Il y a sept ans, il avait fallu deux sommets pour arriver à une conclusion sur le budget pluriannuel.

Les 27 chefs d'État ou de gouvernement s'attendent à de longues discussions.

"Les positions des États membres sont toujours très éloignées les unes des autres. Nous verrons si nous finissons cette semaine ou s'il faudra continuer plus tard", a prudemment commenté la Première ministre finlandaise Sanna Marin.

"J'ai bien dormi, je suis prêt", a déclaré en souriant le président lituanien Gitanas Nauseda.

Le Brexit a compliqué la donne. Pour cause de divorce, le budget 2021-2027 devra se passer de la contribution de Londres (entre 60 et 75 milliards d'euros sur sept ans) qui en était le deuxième contributeur derrière l'Allemagne.

Frugaux contre "amis de la cohésion"

Les 27 cherchent un compromis sur le niveau global du budget, un peu plus de 1.000 milliards d'euros, et sur sa répartition entre les différentes politiques de l'UE : agriculture, aides aux régions les plus défavorisées, lutte contre le changement climatique, numérique, etc.

"Il serait inacceptable d'avoir une Europe qui compense le départ des Britanniques en réduisant ses moyens", a déclaré Emmanuel Macron, qui appelle à "un accord ambitieux".

Les rabais, une pratique qui bénéficie aujourd'hui à cinq pays - Allemagne, Danemark, Pays-Bas, Autriche et Suède - vont peser dans la négociation. Les autres, France en tête, voudraient y mettre fin à la faveur du départ du Royaume-Uni, pays qui l'a imposé au milieu des années 1980.

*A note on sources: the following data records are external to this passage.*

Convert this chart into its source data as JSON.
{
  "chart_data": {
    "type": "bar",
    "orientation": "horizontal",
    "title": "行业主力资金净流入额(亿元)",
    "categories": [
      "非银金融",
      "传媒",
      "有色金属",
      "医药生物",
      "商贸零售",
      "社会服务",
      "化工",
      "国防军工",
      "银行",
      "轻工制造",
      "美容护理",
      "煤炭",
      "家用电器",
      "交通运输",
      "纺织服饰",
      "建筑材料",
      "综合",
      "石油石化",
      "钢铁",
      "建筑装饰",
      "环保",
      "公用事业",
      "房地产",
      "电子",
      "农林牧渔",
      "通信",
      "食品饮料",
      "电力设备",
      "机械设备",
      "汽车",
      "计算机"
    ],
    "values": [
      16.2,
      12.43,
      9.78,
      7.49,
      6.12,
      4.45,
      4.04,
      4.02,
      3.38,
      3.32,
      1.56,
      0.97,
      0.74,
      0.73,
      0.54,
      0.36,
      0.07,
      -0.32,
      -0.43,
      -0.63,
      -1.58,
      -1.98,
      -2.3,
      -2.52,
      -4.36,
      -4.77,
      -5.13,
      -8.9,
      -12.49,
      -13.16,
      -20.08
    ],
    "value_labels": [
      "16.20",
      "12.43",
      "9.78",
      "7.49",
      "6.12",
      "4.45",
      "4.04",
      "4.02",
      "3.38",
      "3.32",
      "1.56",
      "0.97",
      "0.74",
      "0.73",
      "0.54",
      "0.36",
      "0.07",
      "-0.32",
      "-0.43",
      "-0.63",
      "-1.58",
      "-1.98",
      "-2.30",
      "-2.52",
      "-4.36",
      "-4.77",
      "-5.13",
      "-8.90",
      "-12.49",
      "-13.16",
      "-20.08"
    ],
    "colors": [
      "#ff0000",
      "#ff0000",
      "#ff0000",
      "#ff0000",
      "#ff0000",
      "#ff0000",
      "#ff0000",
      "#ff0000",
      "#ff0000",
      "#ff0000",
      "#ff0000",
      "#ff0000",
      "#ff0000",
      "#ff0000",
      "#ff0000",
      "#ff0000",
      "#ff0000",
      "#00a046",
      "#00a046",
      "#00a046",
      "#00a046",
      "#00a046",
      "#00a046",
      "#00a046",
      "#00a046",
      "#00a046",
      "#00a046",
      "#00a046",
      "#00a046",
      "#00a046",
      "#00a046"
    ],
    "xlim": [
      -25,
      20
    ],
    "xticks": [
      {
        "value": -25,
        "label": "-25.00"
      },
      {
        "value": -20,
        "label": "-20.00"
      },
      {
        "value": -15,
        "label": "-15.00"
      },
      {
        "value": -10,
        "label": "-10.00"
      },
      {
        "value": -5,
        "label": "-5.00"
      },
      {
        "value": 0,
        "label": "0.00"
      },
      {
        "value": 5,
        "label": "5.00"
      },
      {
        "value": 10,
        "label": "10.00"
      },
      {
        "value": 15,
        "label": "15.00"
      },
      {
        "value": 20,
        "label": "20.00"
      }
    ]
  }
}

Sur le premier front, le groupe des "frugaux" (Autriche, Pays-Bas, Danemark, Suède) ne veut pas que le niveau total du budget dépasse 1% du revenu national brut (RNB) de l'UE. Certains y associent l'Allemagne dont la position est un peu moins dure.

La proposition de compromis soumise par le président du Conseil Charles Michel de 1,074% du RNB, soit 1.094 milliards d'euros, représente 74 milliards de trop pour eux et ils sont partisans de davantage de coupes.

Les quatre dirigeants de ces États membres se sont retrouvés juste avant le sommet, affichant leur fermeté. "Nous ne pouvons pas accepter une hausse aussi importante de nos contributions", a lancé le Suédois Stefan Löfven. Pour son pays, cette hausse serait de 40% a-t-il affirmé.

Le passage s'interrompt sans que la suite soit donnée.